Corinne m’entraina dans une bijouterie et me fit percer les oreilles. Elle m’offrit aussi une parure de bijoux, certes de pacotille, mais qui faisaient illusion. Malgré tout, je dus attendre un peu avant de mettre les boucles d’oreilles.


7-

Un soir, le téléphone sonna. Je compris rapidement que c’était ma mère. Et audiblement, elle n’avait pas décolérée.

— écoute, tu me laisses Hélène pendant les vacances et on en reparle après.

— parce que tu l’appelles Hélène maintenant ?

— ben oui, c’est une jeune fille.

— n’importe quoi

Et elle raccrocha au nez de Corinne.

— et voila, tu restes avec nous jusqu’à la fin des vacances.

— vraiment ?

— oui, c’est mieux comme ça.

On reprit notre partie de scrabble que je gagnai. La suivante aussi.


Deux jours passèrent. Puis Corinne m’envoya acheter le pain toute seule. J’étais terrorisée à l’idée de côtoyer des personnes que je connaissais plus ou moins. Je fis ma tournée presqu’au pas de course, un peu honteuse. Personne ne me fit de réflexion, mais les regards n’était pas vraiment amicaux. Dans un petit village de campagne, tout se sait très vite, et les mentalités n’avait pas encore suffisamment évoluées pour accepter un travesti.

Je racontai mon ressenti à Corinne qui dès lors, ne recommença plus l’expérience.
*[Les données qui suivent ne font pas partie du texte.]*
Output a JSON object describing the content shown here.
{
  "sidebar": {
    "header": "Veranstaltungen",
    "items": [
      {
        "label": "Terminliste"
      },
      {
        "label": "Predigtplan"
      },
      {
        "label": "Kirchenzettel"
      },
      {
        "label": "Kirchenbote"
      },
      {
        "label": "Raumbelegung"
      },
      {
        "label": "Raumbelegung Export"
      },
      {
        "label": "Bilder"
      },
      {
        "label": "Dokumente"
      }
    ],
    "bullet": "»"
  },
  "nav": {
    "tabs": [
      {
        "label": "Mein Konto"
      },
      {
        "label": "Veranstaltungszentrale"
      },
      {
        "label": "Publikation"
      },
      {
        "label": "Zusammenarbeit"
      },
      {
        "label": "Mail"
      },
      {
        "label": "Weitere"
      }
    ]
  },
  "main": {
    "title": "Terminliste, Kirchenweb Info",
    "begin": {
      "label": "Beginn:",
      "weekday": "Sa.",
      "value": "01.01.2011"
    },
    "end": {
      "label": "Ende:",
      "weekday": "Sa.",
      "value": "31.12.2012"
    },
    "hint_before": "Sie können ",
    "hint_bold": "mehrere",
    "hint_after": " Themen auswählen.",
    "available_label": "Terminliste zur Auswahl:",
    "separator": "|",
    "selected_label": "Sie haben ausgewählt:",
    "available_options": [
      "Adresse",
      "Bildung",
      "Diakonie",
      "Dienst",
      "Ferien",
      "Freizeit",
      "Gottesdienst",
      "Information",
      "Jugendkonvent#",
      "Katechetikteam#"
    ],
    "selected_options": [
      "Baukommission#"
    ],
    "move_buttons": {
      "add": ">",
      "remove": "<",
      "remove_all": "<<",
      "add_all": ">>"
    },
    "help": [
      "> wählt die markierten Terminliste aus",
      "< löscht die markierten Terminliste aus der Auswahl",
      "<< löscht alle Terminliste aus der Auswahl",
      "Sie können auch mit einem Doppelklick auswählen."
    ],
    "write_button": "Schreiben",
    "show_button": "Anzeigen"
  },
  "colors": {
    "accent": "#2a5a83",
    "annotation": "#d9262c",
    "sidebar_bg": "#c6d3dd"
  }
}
Les seules fois où je dus passer par le village, c’était pour prendre le bus.


Le mois d’août commença sous une chaleur écrasante. Je limitai mon maquillage à du mascara et du rouge à lèvres.

Lors de notre dernière journée shopping, Corinne nous offrit à moi et Stéphanie un vanity garni des produits de beauté indispensables. Elle m’acheta un nouvel ensemble de dessous en dentelle écrue. Ma démarche était plus féminine et je faisais de plus en plus illusion. C’était visible à la réaction des passants qui faisaient bien moins attention à moi que lors de mes premières sorties.

Mais il y avait un autre trait me mon caractère qui avait changé. Si en garçon, j’étais timide et introverti, en fille, je devenait plus ouverte, sans être délurée. Je me sentais enfin moi.


En passant devant un magasin de chaussures, je restai en admiration devant une paire de sandales à talons aiguille rouge.

— elles te plaisent ?

— beaucoup.

On entra dans la boutique et je ressortis avec l’objet de mes rêves. Stéphanie, bien qu’encore jeune pour des talons haut eut aussi à sa paire de chaussures. Pas de jalouses. Corinne aussi, s’offrit une paire d’escarpins aux talons vertigineux.


Dès notre retour, je voulus essayer mes derniers achats, surtout les sandales. Mais l’expérience fut un fiasco. On ne passe pas de zéro à dix centimètres de talons fins sur un claquement de doigts. Mais ce qui me rassura, c’est que Stéphanie ne faisait pas mieux.

Corinne sortit la paire de sandales aux talons compensés que je gardai pour mettre avec la jupe tailleur. Je ne les avais mises qu’une seule fois, juste pour les essayer.

Cette fois, je pus marcher presque convenablement. Je les gardai pour le reste de la journée. Cela me faisait bizarre d’être plus grande de six centimètres. Mais la sensation était très agréable.

C’était le dernier élément de l’attirail féminin qui me manquait. J’étais habillée en fille, j’avais des dessous sexy, je me maquillais, je portais des bijoux. Maintenant, je marchais sur des talons hauts.

En fin de soirée, je refis une tentative sur mes talons aiguille. Ce fut un peu mieux, mais ce n’était pas encore que j’allais courir un cent mètres avec.

En fait, si, il me manquait une dernière chose : une vraie poitrine. Mais là, aucun artifice ne pouvais exaucer mon vœu.


8-

Cela faisait maintenant un peu plus d’une semaine que j’évoluai en fille. J’adorai ça et pour rien au monde, je ne voulais revenir en arrière. L’idée elle-même me donnait la nausée. Pourtant, tôt ou tard, il me faudrait bien revenir dans le droit chemin. La nausée me reprit. Je regardai mes ongles grenat et jetai un œil à mes talons aiguille. Je montai dans ma chambre pour m’admirer dans le miroir. Je fis les cent pas sur le plancher centenaire, je tournai sur moi-même.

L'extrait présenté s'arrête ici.